Signalons également que les sociétés suisses bénéficient d’un faible coût du capital qui leur est favorable par rapport à leurs concurrentes à l’étranger. Il s’agit d’un facteur essentiel qui permet aux entreprises suisses d'investir dans de nouvelles technologies, de poursuivre leur expansion à l’international et d'améliorer leur efficacité opérationnelle. Les faibles taux d'intérêt et les multiples d’évaluation traditionnellement élevés ont contribué à l’accès au capital, engendrant ainsi un environnement propice à la croissance et à l'innovation. Ceci compense en partie les défis posés par la force du franc et permet de saisir les opportunités de différenciation et de leadership sur le marché.

Le panorama décrit ci-avant peut sembler relativement favorable à l’économie suisse. Toutefois, de nombreuses voix s’élèvent actuellement pour mettre en garde contre les menaces que fait peser le franc sur notre compétitivité. 

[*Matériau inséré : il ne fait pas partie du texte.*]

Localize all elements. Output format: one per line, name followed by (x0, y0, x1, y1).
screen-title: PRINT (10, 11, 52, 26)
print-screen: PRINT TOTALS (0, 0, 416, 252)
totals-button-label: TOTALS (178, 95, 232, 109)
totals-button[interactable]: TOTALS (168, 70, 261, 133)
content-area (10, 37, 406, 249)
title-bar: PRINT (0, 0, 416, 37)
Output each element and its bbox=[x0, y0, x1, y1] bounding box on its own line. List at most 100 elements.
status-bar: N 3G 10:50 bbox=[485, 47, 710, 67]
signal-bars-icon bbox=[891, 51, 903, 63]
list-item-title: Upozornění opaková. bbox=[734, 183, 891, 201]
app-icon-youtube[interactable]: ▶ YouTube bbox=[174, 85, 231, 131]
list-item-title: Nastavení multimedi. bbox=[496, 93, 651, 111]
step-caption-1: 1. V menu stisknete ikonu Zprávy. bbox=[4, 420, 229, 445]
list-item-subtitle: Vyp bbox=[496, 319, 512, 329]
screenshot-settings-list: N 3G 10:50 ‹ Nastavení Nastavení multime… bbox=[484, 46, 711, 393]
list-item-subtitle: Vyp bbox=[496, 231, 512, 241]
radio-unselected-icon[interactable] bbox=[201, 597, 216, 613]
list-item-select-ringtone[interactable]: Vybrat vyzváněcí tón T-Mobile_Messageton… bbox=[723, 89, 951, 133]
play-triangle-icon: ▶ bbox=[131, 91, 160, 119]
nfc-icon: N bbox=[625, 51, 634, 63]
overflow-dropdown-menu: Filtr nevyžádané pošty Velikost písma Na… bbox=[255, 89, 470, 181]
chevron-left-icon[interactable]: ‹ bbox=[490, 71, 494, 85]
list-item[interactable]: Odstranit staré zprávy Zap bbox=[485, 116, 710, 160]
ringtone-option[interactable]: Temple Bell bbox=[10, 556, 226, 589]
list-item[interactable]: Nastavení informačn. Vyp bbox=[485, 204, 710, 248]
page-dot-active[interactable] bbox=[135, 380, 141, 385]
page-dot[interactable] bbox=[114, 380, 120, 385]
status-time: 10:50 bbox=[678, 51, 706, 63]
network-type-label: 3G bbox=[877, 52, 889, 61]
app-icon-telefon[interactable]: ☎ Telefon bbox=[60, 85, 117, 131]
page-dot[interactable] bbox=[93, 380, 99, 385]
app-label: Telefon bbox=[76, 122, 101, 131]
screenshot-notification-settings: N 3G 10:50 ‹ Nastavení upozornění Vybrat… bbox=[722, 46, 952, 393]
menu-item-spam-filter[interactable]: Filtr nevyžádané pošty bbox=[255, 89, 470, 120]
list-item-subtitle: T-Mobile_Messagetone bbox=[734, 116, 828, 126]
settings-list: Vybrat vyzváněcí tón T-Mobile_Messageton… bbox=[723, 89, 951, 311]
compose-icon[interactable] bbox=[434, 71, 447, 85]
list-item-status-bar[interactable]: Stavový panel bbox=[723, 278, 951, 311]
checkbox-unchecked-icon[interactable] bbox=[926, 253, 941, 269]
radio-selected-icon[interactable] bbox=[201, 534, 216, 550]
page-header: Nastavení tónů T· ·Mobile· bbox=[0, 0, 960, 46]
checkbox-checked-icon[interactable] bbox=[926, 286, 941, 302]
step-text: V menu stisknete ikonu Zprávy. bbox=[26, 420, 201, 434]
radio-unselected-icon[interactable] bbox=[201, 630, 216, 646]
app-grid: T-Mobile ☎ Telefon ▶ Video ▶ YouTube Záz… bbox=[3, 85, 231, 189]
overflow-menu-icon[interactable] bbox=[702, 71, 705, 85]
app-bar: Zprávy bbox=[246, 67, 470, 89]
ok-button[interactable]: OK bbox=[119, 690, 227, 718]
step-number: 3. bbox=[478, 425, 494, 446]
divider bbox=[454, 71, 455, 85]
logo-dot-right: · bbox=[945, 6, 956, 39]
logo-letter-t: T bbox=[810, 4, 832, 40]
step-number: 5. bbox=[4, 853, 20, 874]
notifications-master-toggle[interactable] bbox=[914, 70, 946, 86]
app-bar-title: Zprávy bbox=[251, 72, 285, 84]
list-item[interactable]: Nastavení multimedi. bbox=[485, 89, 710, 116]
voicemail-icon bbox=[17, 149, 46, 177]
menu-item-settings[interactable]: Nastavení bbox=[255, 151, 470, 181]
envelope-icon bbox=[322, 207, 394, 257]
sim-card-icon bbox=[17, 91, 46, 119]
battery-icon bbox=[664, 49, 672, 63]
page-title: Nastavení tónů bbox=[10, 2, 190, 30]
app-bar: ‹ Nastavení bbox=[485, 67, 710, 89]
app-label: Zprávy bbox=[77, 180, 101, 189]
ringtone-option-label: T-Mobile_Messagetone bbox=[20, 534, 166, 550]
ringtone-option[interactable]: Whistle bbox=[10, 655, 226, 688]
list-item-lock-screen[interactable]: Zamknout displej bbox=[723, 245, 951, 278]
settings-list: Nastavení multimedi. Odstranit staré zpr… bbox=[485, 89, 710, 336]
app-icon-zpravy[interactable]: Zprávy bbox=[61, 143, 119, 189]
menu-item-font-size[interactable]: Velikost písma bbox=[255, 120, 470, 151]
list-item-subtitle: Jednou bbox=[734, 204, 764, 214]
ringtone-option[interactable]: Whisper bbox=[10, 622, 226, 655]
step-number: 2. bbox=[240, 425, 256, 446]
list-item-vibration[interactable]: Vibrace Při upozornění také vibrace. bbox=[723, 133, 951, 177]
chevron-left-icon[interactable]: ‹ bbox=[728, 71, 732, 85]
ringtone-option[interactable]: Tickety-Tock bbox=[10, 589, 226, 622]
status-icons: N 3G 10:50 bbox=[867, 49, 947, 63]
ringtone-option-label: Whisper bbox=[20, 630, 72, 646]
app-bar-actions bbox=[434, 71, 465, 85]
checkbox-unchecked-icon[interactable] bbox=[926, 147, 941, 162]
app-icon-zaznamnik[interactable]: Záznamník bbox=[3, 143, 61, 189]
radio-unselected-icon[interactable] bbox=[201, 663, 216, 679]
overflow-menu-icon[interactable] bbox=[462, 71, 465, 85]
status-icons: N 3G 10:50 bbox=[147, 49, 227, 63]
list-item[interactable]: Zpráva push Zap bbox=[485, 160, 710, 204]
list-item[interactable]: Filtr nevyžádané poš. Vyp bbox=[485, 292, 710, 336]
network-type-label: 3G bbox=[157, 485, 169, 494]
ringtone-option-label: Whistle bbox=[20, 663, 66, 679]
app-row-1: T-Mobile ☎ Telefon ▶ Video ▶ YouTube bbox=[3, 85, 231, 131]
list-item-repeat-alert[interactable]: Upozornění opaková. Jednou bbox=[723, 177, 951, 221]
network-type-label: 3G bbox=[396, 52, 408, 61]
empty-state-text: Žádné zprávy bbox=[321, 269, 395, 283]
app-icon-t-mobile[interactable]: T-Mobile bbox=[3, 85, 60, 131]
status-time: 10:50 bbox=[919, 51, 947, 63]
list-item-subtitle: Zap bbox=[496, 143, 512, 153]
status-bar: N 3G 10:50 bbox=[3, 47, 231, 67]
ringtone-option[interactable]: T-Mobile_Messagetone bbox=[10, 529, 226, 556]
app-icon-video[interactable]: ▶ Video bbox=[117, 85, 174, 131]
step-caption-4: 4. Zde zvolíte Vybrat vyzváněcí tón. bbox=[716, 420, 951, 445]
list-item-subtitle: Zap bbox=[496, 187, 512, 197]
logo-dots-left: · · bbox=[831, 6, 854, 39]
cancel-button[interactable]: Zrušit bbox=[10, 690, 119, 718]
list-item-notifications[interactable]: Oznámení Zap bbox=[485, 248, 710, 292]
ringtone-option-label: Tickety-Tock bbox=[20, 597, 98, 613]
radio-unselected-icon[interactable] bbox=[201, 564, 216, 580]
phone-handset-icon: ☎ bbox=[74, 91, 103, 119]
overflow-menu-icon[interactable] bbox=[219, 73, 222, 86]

La force du franc va-t-elle perdurer? Alors que les entreprises suisses publient actuellement leurs résultats annuels, vont-elles être pénalisées davantage que d’habitude par la cherté du franc? Quels sont les secteurs et le type d’entreprises les plus à même d’être pénalisés?  

La marge de manœuvre de la BNS est plus étroite que par le passé 

L'engagement de la Banque nationale suisse à maintenir la stabilité des prix et sa volonté d'intervenir sur les marchés des changes pour empêcher une appréciation excessive du franc sont des aspects clés de sa stratégie. Ces interventions visent à garantir que l'économie suisse reste compétitive et que le franc ne devienne pas trop fort au détriment des secteurs suisses orientés vers l'exportation, ce qui est un exercice d'équilibre très difficile. Les politiques de la banque centrale suisse doivent en fin de compte trouver le compromis optimal entre la préservation de la valeur du franc et le fait de ne pas étouffer la croissance économique. La force du franc n'est pas un accident de l'histoire, mais le résultat des politiques délibérées de la Suisse et des conditions favorables qui cultivent la confiance dans sa monnaie. 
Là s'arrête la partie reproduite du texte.